El nombramiento y cese de administrador sin que conste en el orden del día de la Junta

Written on 25 Oct 2019

La Ley de Sociedades de Capital prevé determinados supuestos en los que la junta puede nombrar o cesar administradores, sin necesidad de que el acuerdo correspondiente esté previamente incorporado en el orden del día de la convocatoria de la junta. La Dirección General del Registro y del Notariado ha analizado si en dichos supuestos es posible, además, cambiar el órgano de administración.

El cese y/o nombramiento de los administradores es competencia de la junta de socios de la sociedad y requiere, para su válida aprobación, el voto favorable de la mayoría legal estatutariamente requerida, así como su constancia en el orden del día previsto en el anuncio de convocatoria de la junta.

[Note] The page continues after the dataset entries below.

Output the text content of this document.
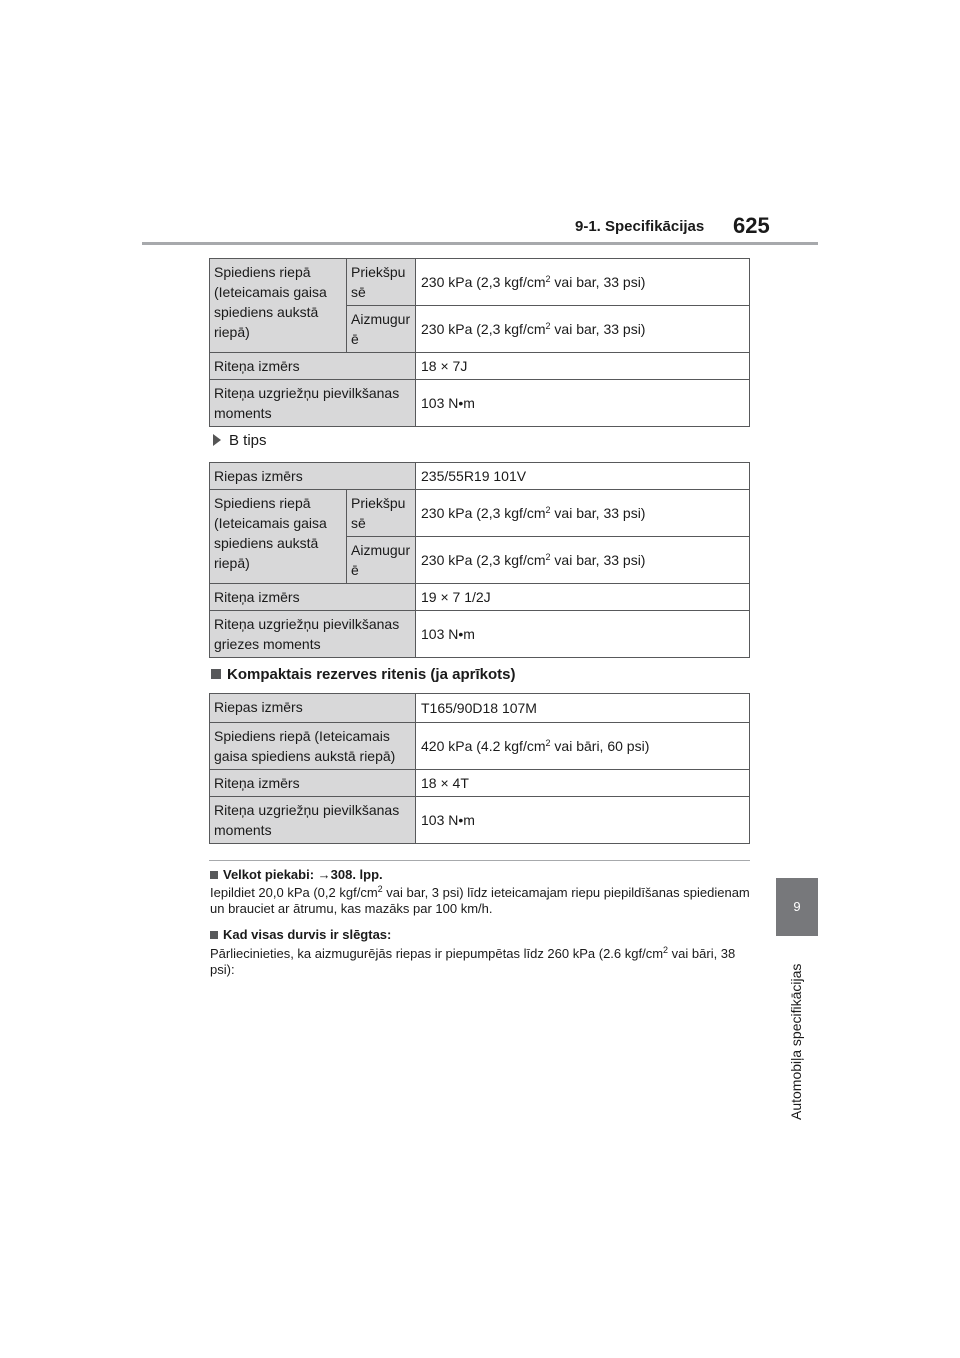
9-1. Specifikācijas 625
9
Automobiļa specifikācijas
Spiediens riepā (Ieteicamais gaisa spiediens aukstā riepā)	Priekšpu sē	230 kPa (2,3 kgf/$cm^2$ vai bar, 33 psi)
	Aizmugur ē	230 kPa (2,3 kgf/$cm^2$ vai bar, 33 psi)
Riteņa izmērs		18 × 7J
Riteņa uzgriežņu pievilkšanas moments		103 N•m
B tips
Riepas izmērs		235/55R19 101V
Spiediens riepā (Ieteicamais gaisa spiediens aukstā riepā)	Priekšpu sē	230 kPa (2,3 kgf/$cm^2$ vai bar, 33 psi)
	Aizmugur ē	230 kPa (2,3 kgf/$cm^2$ vai bar, 33 psi)
Riteņa izmērs		19 × 7 1/2J
Riteņa uzgriežņu pievilkšanas griezes moments		103 N•m
Kompaktais rezerves ritenis (ja aprīkots)
Riepas izmērs	T165/90D18 107M
Spiediens riepā (Ieteicamais gaisa spiediens aukstā riepā)	420 kPa (4.2 kgf/$cm^2$ vai bāri, 60 psi)
Riteņa izmērs	18 × 4T
Riteņa uzgriežņu pievilkšanas moments	103 N•m
Velkot piekabi: →308. lpp.
Iepildiet 20,0 kPa (0,2 kgf/$cm^2$ vai bar, 3 psi) līdz ieteicamajam riepu piepildīšanas spiedienam un brauciet ar ātrumu, kas mazāks par 100 km/h.
Kad visas durvis ir slēgtas:
Pārliecinieties, ka aizmugurējās riepas ir piepumpētas līdz 260 kPa (2.6 kgf/$cm^2$ vai bāri, 38 psi):
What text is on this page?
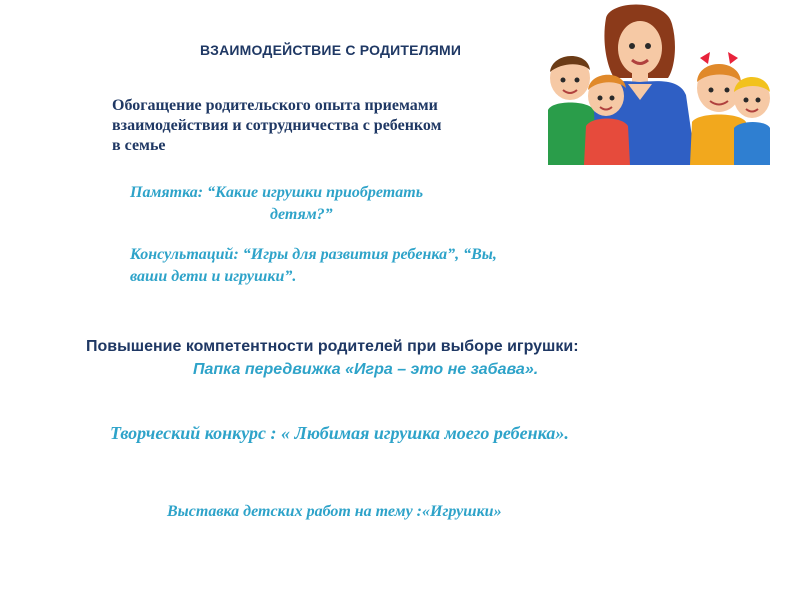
ВЗАИМОДЕЙСТВИЕ С РОДИТЕЛЯМИ
Обогащение родительского опыта приемами взаимодействия и сотрудничества с ребенком в семье
Памятка: “Какие игрушки приобретать
детям?”
Консультаций: “Игры для развития ребенка”, “Вы, ваши дети и игрушки”.
Повышение компетентности родителей при выборе игрушки:
Папка передвижка «Игра – это не забава».
Творческий конкурс : « Любимая игрушка моего ребенка».
Выставка детских работ на тему :«Игрушки»
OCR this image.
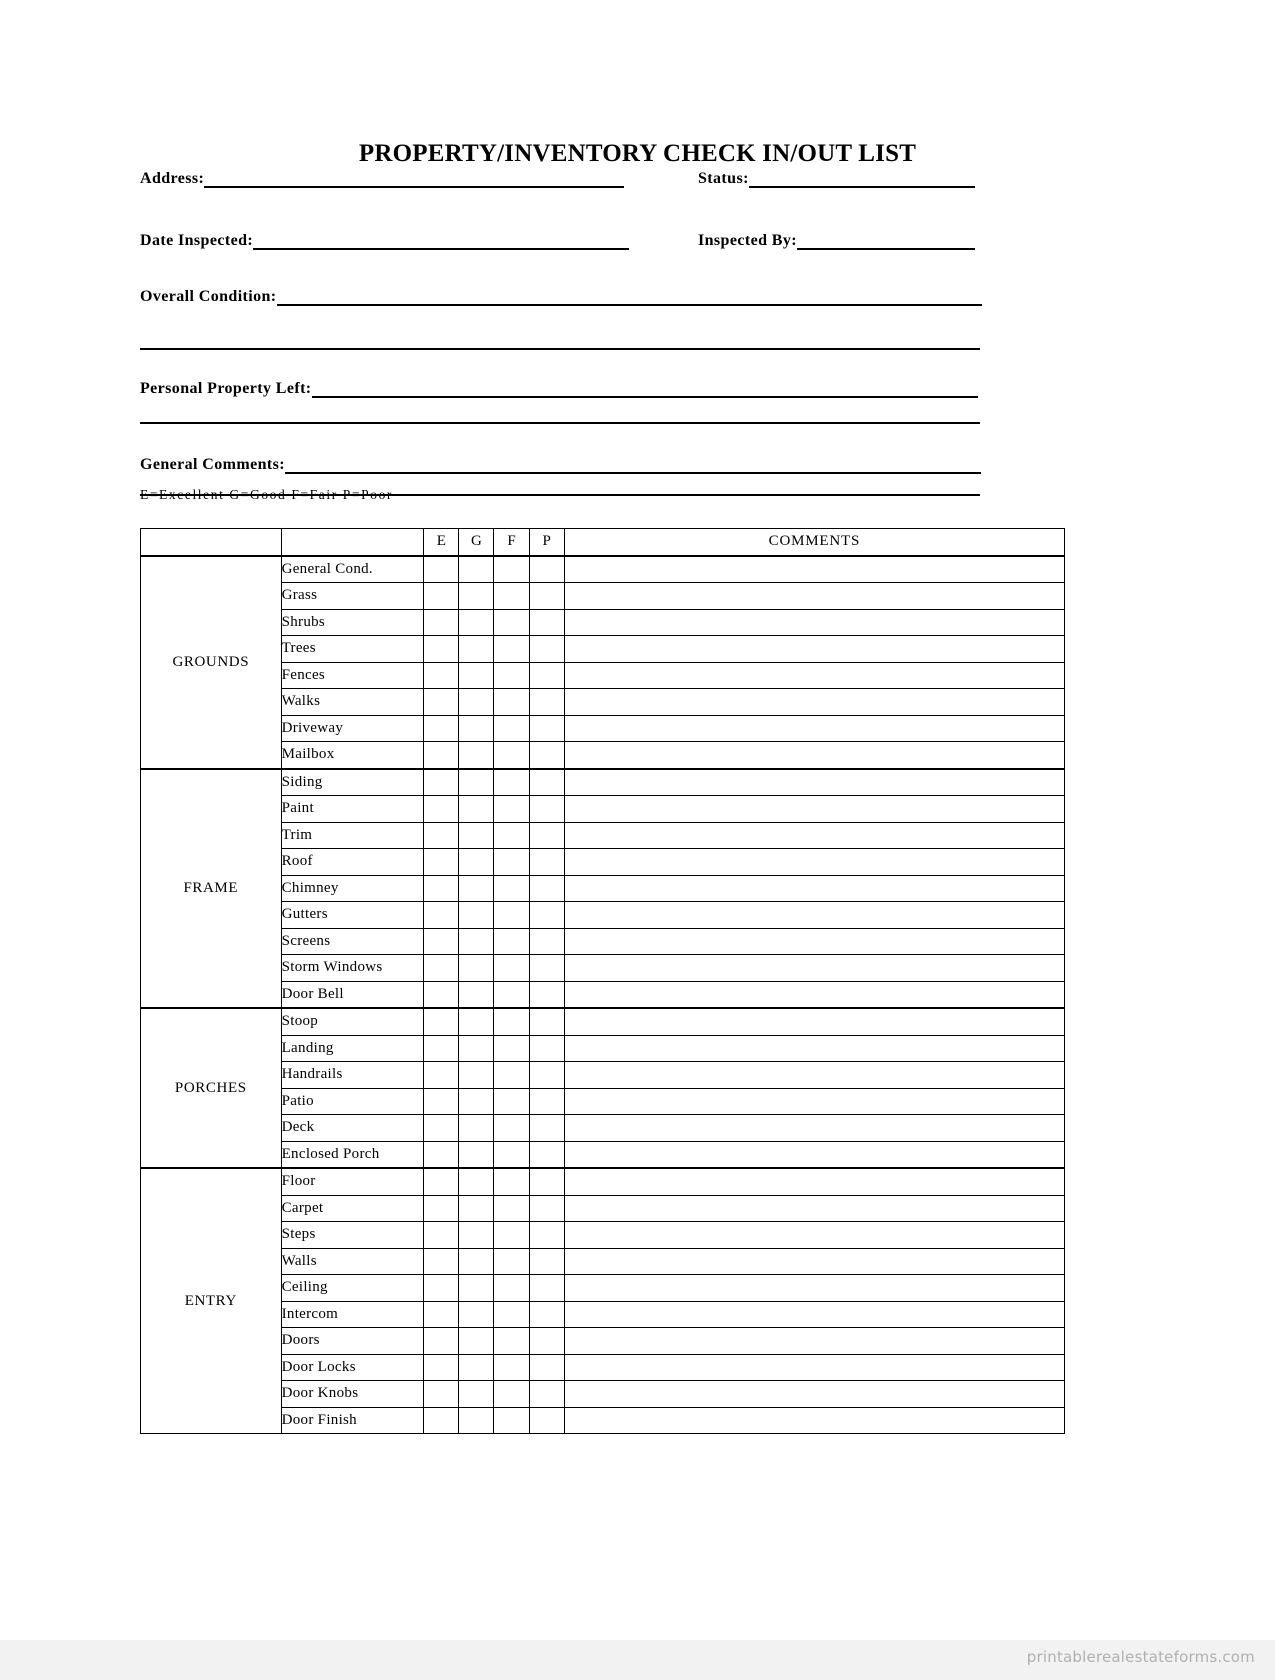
PROPERTY/INVENTORY CHECK IN/OUT LIST
Address:	Status:
Date Inspected:	Inspected By:
Overall Condition:
Personal Property Left:
General Comments:
E=Excellent G=Good F=Fair P=Poor
		E	G	F	P	COMMENTS
GROUNDS	General Cond.					
	Grass					
	Shrubs					
	Trees					
	Fences					
	Walks					
	Driveway					
	Mailbox					
FRAME	Siding					
	Paint					
	Trim					
	Roof					
	Chimney					
	Gutters					
	Screens					
	Storm Windows					
	Door Bell					
PORCHES	Stoop					
	Landing					
	Handrails					
	Patio					
	Deck					
	Enclosed Porch					
ENTRY	Floor					
	Carpet					
	Steps					
	Walls					
	Ceiling					
	Intercom					
	Doors					
	Door Locks					
	Door Knobs					
	Door Finish					
printablerealestateforms.com
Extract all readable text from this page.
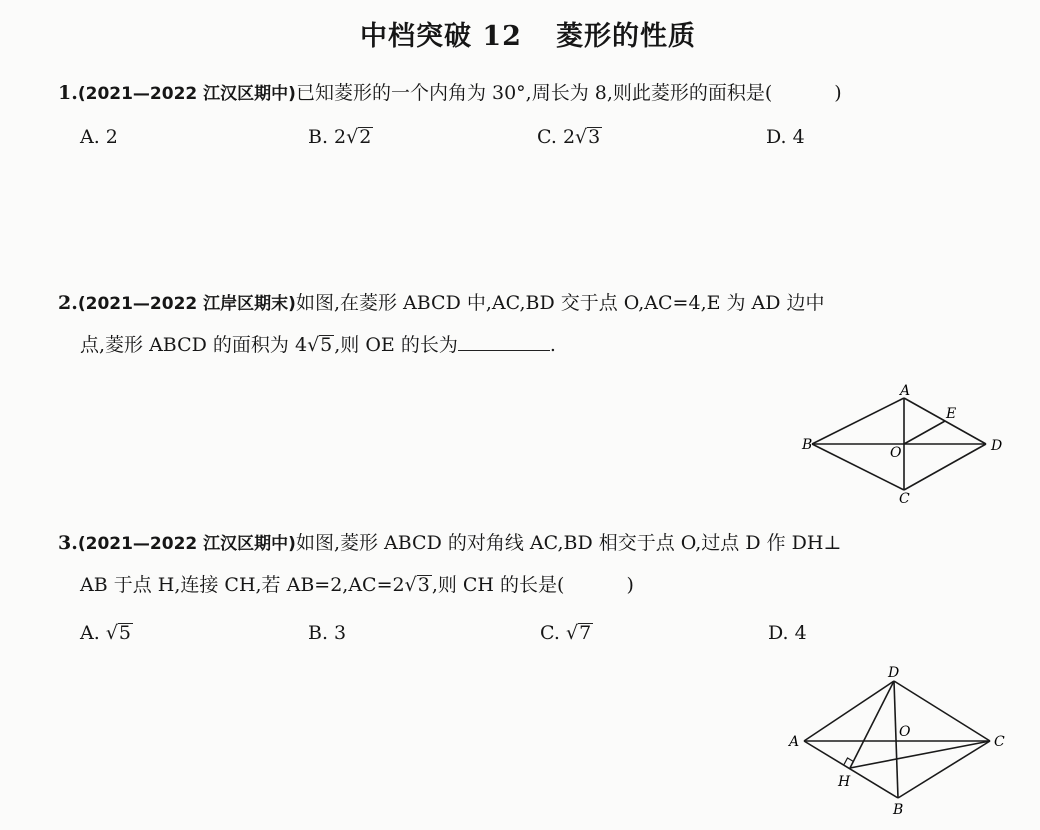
中档突破 12 菱形的性质
1.(2021—2022 江汉区期中)已知菱形的一个内角为 30°,周长为 8,则此菱形的面积是(	)
A. 2	B. 2√2	C. 2√3	D. 4
2.(2021—2022 江岸区期末)如图,在菱形 ABCD 中,AC,BD 交于点 O,AC=4,E 为 AD 边中
点,菱形 ABCD 的面积为 4√5 ,则 OE 的长为	.
A
B
C
D
E
O
3.(2021—2022 江汉区期中)如图,菱形 ABCD 的对角线 AC,BD 相交于点 O,过点 D 作 DH⊥
AB 于点 H,连接 CH,若 AB=2,AC=2√3 ,则 CH 的长是(	)
A. √5	B. 3	C. √7	D. 4
D
A	C
B
H
O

Por el contrario, el artículo 223 de la Ley de Sociedades de Capital (“LSC“) establece la excepción de que la junta de socios puede separar al administrador de su cargo sin necesidad de que conste en el orden del día de la junta, nombrando, en su caso, un sustito que ocupe el cargo del administrador destituido. También se prevé esta posibilidad cuando el cese del administrador traiga por causa el ejercicio de la acción social de responsabilidad (artículo 238 LSC).

A estos efectos, cabe destacar la resolución de la Dirección General del Registro y del Notariado (“DGRN“) de fecha 23 de julio de 2019, en relación a la negativa del registrador mercantil de Málaga a inscribir determinados acuerdos aprobados por la junta general de socios de una sociedad limitada.

Se trata de un supuesto en el que la junta acuerda, sin que ello conste en el orden del día de la convocatoria, el cese de uno de los dos administradores mancomunados dejando al administrador mancomunado como administrador único de la sociedad. La DGRN recuerda que “tanto el cese de uno de los administradores mancomunados como el nombramiento de otro administrador mancomunado puede ser acordado por la junta aunque no figure en el orden del día”.

Sin embargo, la DGRN también aborda el tema del cambio de estructura del órgano de administración. A estos efectos, manifiesta que el cambio de sistema de administración no puede acordarse sin que dicho cambio conste en la convocatoria de la junta, a diferencia del cese y, en su caso, nombramiento. En este sentido, la válida constitución de la junta exige que los socios tengan conocimiento previo de aquellos asuntos que van a debatirse en sede de junta general, a fin de poder decidir sobre la conveniencia de su asistencia a la reunión.

Tal y como señala la DGRN, “la propia junta podría nombrar otro administrador mancomunado para evitar la paralización de la vida social, pero no cambiar la estructura del órgano de administración sin que figure este extremo en el orden del día“. Así pues, el objetivo perseguido por el artículo 223 LSC es cubrir las necesidades de gestión y representación de la sociedad y, por tanto, garantizar la continuación de la vida de la misma.

En conclusión, el legislador permite, sin que ello figure en el orden del día, el cese y, en su caso, nombramiento de administradores que puede realizarse en cualquier momento sin necesidad de que conste en el orden del día de la junta. Sin embargo, el cambio de sistema de administración no puede acordarse sin que conste previamente en el orden del día, ya que debe respetarse el derecho del socio a estar informado y, en su caso, votar sobre aquellos asuntos a debatir en la junta.